I speculate that the issue is something to do with time arithmetic or comparison. Backups are currently set for 00:02 every day. Note how checkmk’s report describes the backup as running for 5 m from 2022-05-15 23:02:01 till 2022-05-15 23:07:04, but then mentions the Next run: 2022-05-16 00:02:00. The former are the UTC times, the latter is a BST (UTC+1) time. The latter is in fact not the start of the next backup, but the start of the backup just completed (e.g. 2022-05-15 23:02 UTC == 2022-05-16 00:02 BST), which will lead mkbackup to think that the next backup is due to start before ‘now’ (more explanation below).

Looking at the program reporting the backup results (and I believe triggering the CRIT status) in /opt/omd/sites/sitename/share/check_mk/checks/mkbackup, the lines 92-101 look particularly relevant,

    next_run = job_state["next_schedule"]
    if next_run == "disabled":
        yield 1, "Schedule is currently disabled"

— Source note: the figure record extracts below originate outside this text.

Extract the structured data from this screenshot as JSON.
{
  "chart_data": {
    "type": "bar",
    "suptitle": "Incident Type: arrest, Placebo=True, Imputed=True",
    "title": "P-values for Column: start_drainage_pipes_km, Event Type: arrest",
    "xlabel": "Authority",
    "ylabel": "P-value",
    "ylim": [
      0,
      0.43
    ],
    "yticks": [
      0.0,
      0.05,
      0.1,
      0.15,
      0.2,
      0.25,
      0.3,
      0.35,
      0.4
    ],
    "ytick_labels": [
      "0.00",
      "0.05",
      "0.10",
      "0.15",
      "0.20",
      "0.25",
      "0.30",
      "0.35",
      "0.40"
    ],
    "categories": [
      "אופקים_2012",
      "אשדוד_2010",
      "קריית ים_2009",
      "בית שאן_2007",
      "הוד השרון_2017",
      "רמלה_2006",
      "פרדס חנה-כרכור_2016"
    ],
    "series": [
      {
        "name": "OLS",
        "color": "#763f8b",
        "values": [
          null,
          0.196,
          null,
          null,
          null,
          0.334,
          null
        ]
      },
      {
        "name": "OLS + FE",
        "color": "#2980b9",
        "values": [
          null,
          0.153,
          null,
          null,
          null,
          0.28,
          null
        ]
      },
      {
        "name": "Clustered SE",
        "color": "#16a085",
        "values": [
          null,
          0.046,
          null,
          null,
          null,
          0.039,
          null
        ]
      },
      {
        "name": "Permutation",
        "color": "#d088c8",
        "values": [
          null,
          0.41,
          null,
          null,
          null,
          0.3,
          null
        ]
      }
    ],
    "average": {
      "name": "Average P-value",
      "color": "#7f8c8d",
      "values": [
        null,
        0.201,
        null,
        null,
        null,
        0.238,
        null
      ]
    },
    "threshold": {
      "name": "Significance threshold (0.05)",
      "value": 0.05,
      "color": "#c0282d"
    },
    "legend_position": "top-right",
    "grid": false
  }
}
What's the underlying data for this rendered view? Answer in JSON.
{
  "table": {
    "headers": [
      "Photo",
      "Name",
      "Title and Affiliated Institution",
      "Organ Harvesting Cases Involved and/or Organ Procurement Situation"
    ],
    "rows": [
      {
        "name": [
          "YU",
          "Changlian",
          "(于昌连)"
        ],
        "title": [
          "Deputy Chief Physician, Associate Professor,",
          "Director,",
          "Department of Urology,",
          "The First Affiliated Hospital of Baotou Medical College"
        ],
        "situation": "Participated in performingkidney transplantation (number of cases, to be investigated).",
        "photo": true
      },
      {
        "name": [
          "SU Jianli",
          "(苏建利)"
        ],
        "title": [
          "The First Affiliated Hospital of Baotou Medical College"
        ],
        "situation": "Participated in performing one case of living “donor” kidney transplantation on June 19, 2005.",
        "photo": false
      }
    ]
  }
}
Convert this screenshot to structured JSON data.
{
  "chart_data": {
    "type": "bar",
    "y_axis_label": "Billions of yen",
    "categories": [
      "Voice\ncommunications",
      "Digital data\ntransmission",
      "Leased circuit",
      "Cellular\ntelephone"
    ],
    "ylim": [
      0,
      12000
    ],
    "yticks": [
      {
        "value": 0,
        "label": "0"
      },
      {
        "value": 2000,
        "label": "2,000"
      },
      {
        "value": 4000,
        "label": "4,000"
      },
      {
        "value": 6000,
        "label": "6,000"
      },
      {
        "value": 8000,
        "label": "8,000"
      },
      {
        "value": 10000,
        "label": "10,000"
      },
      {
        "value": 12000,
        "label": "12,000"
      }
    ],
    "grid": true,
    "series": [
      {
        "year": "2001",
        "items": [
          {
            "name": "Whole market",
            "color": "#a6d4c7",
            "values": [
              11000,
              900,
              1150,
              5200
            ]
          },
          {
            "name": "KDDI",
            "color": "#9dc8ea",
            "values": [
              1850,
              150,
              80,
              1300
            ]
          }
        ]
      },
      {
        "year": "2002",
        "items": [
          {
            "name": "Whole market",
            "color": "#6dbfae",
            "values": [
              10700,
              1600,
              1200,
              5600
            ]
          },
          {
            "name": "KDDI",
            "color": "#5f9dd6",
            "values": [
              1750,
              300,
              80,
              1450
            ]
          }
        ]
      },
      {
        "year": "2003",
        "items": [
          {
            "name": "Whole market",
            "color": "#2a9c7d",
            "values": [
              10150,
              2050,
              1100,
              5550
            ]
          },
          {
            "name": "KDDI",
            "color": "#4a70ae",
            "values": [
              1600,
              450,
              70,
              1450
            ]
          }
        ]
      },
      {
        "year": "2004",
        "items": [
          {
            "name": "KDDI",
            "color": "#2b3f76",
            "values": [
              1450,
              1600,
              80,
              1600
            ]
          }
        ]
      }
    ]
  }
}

    elif next_run is not None:
        if next_run < time.time():
            state = 2
        else:
            state = 0
        yield state, "Next run: %s" % get_timestamp_human_readable(next_run)

so assuming that a state of 2 equates to a CRIT, this can be caused by next_run being set to the time of the just-completed backup rather than the next one. I suggest that this could be why these erroneous CRIT alerts occur. next_run comes from job_state["next_schedule"] but I haven’t fully understood where job_state comes from yet.

I tried digging further and downloaded the source of check_MK but started to get lost reading the code; cmk/utils/schedule.py was looking like it might be relevant.

Update: I’ve found that the server is set to Europe/London in /etc/timezone (so BST) but UTC in $OMD_ROOT/etc/environment, so if check_MK is doing any date-time checks ‘naively’ - i.e. without considering the timezone, or without having normalised date-times to (say) UTC - then this might explain the behaviour in case the dates being compared had different timezones connected to them. If so that would still be a bug.

Any thoughts? Anyone else seeing this issue?

On changing the system timezone to match checkmk’s timezone (/etc/timezone, $OMD_ROOT/etc/environment) the erroneous CRIT alerts have stopped, so that looks to be the root of the problem. It does however suggest a bug in checkmk in that it’s probably handling dates “naïvely”, by not taking into account their attached timezone (or discarding this information), so there’s likely to be other places where this could cause unexpected errors (when comparing datetimes derived from underlying system commands and datetimes derived from checkmk calls). Of course on most systems it’s fair to assume that the timezones configured will match, but since the option exists to specify checkmk’s timezone as being different from the system’s timezone it’s disappointing that this can then trigger bizarre checkmk errors.